Lamentably, most of us are only mixing and matching our perceived opinions with laws and conventions of our land to excuse legal omission by our leaders. It is now time to build solid governance institutions and a democracy devoid of avoidable legal errors. Secondly, our concluded concepts of certain people have limited our objectivity to genuinely appreciate their impartial opinions of the way forward. Yes Halifa is human and not omniscient but most often in place regarding constitutional procedures. Love him or hate him he knows it inside out. Bamba Sering Mass also affirmed, “Come on we are not all perfect and even enemies or critics of Hon Sallah cannot doubt his knowledge of the Constitution but he that comes to ‘Equity must come with clean hand'”. Most importantly, we must stop viewing our NAMs in rose-tinted party lenses. They are expected to represent the nation and enact laws that are in the interest of all. Until we recognise that democracy is not sustainable on bad laws and legal blunders we will continue to recycle the 1997 constitution in new forms. Hon Sallah, in some quarters is accused of cheap popularity and scoring a faul political goal for not raising his objection before members sat to take their oath. Here, it gets tricky. Would he not have also been charged with jumping the guns? Notwithstanding, I concurred with those who opined he should have raised the alarm earlier than he did. His last minute actions equate throwing a spanner in the wheel. Similarly, some did ponder who was right, Halifa or the Chief Justice? Both were right according to the constitution but their difference lies in one’s conviction and interpretation of it.

It is interesting to note section 34 of the Constitution stipulates the Proclamation to be gazetted which is Halifa’s stance. However, in Section 97(1) of the Constitution provides: “The first session of the National Assembly after a general election shall be held in such place in The Gambia as the President may, by Proclamation, appoint.” In this instance, the president is only required to summon parliament. It does not necessitate gazetting for parliament in its first session. Therefore, the Chief Justice is equally right on this section. Madi Jobarteh, however, disagreed with the Chief Justice. “Hence I do not agree with the CJ that a verbal public announcement could suffice for a gazette”. He went on to raise fundamental queries, “The question therefore is how does a president do a proclamation? Could he go to the national television or sit in his office or at the market to make a statement, or should he, in addition gazette that verbal announcement as well?” Here lies the issue of personal convection, interpretation and understanding of laws. Ideally, a gazette would do the magic and avoided this debate. In its absence logic and reasoning become the barometer for informed deduction. Obviously, any proclamation or notice for public consumption from the president office must reach its target to bear usefulness and the only places are a gazette and GRTS. The most important thing here is the lessons learned. We must, if we are serious about contributing meaningfully to the democratisation process, be prepared to know our constitution, Conventions, Financial Instructions and General Orders. These will help us appreciate governance and hold our leaders accountable without prejudice.

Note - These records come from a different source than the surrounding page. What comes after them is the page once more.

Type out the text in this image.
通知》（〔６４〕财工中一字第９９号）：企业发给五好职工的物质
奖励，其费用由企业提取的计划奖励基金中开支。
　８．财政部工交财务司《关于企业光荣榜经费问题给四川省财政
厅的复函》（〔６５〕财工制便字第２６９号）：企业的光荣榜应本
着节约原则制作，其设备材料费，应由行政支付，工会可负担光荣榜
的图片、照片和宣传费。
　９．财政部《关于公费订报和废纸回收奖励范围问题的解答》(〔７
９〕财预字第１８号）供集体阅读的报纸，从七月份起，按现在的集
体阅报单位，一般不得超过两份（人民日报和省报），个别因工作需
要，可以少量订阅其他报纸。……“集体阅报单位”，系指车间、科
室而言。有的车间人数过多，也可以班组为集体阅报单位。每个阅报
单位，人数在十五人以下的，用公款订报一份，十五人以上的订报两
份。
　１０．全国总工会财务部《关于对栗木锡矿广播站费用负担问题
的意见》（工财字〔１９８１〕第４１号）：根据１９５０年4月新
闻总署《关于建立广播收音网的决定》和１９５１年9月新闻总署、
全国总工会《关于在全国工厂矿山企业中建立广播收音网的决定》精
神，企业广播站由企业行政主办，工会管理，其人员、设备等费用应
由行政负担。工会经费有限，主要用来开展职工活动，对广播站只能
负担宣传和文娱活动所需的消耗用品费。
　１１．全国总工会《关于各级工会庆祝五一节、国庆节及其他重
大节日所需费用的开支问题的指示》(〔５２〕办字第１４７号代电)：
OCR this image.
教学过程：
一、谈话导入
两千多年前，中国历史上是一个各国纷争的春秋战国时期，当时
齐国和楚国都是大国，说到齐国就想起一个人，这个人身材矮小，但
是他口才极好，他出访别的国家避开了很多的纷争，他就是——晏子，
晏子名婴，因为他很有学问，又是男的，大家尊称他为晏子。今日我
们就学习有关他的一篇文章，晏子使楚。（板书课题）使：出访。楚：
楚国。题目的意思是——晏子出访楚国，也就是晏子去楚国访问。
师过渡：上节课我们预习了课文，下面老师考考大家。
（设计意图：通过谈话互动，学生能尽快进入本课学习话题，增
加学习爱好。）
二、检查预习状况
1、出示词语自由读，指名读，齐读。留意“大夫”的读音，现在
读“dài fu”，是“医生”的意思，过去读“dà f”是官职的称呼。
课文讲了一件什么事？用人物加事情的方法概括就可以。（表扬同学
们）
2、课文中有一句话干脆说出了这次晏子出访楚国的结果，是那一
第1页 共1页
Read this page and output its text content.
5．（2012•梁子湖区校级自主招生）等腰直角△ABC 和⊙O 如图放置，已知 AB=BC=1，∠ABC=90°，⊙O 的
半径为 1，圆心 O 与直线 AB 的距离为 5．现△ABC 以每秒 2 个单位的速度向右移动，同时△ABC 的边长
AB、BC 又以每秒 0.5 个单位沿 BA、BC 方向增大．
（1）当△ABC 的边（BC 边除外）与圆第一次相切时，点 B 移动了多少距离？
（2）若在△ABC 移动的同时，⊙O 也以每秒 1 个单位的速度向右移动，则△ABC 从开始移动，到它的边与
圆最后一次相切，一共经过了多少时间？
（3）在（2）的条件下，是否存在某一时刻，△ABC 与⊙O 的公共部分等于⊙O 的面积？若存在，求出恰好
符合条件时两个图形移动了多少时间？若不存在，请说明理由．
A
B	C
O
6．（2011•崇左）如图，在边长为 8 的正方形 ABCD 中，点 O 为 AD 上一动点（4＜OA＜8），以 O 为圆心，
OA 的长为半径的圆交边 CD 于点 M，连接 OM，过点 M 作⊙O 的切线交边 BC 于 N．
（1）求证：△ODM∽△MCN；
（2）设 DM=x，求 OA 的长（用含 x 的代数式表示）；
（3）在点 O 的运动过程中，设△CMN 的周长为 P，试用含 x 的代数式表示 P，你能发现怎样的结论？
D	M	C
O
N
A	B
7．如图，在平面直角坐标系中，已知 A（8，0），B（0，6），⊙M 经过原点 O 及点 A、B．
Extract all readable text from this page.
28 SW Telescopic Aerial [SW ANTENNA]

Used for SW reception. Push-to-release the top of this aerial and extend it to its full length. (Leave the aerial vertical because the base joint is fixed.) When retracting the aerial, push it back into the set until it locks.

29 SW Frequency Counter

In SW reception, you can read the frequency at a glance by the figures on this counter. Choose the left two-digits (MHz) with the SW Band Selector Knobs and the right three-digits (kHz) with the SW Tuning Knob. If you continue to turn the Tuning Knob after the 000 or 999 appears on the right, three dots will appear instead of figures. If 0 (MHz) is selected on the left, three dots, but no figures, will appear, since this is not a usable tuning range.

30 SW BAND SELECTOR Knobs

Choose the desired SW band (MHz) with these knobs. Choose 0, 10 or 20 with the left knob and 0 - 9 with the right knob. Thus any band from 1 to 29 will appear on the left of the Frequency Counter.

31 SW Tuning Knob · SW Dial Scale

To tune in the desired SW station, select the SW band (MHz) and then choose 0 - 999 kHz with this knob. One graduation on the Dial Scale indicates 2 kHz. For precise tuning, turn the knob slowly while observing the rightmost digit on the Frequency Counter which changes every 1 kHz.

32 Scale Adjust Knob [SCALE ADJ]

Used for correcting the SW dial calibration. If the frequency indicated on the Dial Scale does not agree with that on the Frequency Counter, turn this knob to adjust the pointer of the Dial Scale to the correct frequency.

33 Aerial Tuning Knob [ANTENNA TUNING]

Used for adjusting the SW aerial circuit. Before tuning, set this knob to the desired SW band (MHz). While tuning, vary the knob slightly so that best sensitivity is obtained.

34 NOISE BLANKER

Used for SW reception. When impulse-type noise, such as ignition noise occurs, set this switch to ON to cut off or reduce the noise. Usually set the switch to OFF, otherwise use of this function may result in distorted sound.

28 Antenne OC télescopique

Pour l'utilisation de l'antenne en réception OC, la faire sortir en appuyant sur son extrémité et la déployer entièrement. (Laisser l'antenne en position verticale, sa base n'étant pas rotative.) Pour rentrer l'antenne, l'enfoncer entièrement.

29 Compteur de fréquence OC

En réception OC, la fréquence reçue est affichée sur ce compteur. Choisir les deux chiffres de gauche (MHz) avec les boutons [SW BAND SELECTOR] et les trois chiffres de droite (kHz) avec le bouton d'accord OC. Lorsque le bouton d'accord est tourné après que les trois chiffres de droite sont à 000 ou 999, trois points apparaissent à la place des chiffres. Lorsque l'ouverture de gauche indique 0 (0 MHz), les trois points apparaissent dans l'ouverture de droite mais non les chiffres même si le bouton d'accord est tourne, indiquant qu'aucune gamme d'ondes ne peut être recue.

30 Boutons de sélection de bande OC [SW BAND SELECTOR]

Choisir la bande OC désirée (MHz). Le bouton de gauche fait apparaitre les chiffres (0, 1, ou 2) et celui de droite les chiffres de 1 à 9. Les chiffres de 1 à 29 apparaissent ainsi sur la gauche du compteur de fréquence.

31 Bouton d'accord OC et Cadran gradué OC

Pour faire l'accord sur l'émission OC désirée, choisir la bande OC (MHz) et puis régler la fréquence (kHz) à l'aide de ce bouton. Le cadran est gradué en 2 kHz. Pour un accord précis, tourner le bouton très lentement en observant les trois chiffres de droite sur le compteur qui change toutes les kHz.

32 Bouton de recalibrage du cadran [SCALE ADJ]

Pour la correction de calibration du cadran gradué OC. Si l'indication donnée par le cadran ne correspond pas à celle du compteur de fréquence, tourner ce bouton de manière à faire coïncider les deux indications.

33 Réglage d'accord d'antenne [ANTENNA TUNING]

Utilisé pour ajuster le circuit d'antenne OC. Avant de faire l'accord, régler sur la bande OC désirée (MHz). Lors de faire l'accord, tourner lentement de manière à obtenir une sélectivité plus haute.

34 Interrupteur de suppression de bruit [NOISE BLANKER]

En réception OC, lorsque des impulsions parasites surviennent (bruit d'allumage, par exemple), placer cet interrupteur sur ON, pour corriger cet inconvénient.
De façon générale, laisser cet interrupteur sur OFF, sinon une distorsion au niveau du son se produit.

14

Some are challenging me for engaging President Barrow in my series and branded me an opposition. Well if holding my government accountable qualifies me as an opposition then happy days.
We are all satisfied that there isn’t a maroon in the NAM this election term. But majority of them are inexperienced and we are told to allow them learn on the job. I am uncomfortable with that premise. While parliament is in recession, they can have seminars and workshops to prepare them for their herculean task of law and policy making. Very soon they will be subdivided into committees with specialist responsibilities. On the job training alone would be asking a blind to lead the deaf in an expedition.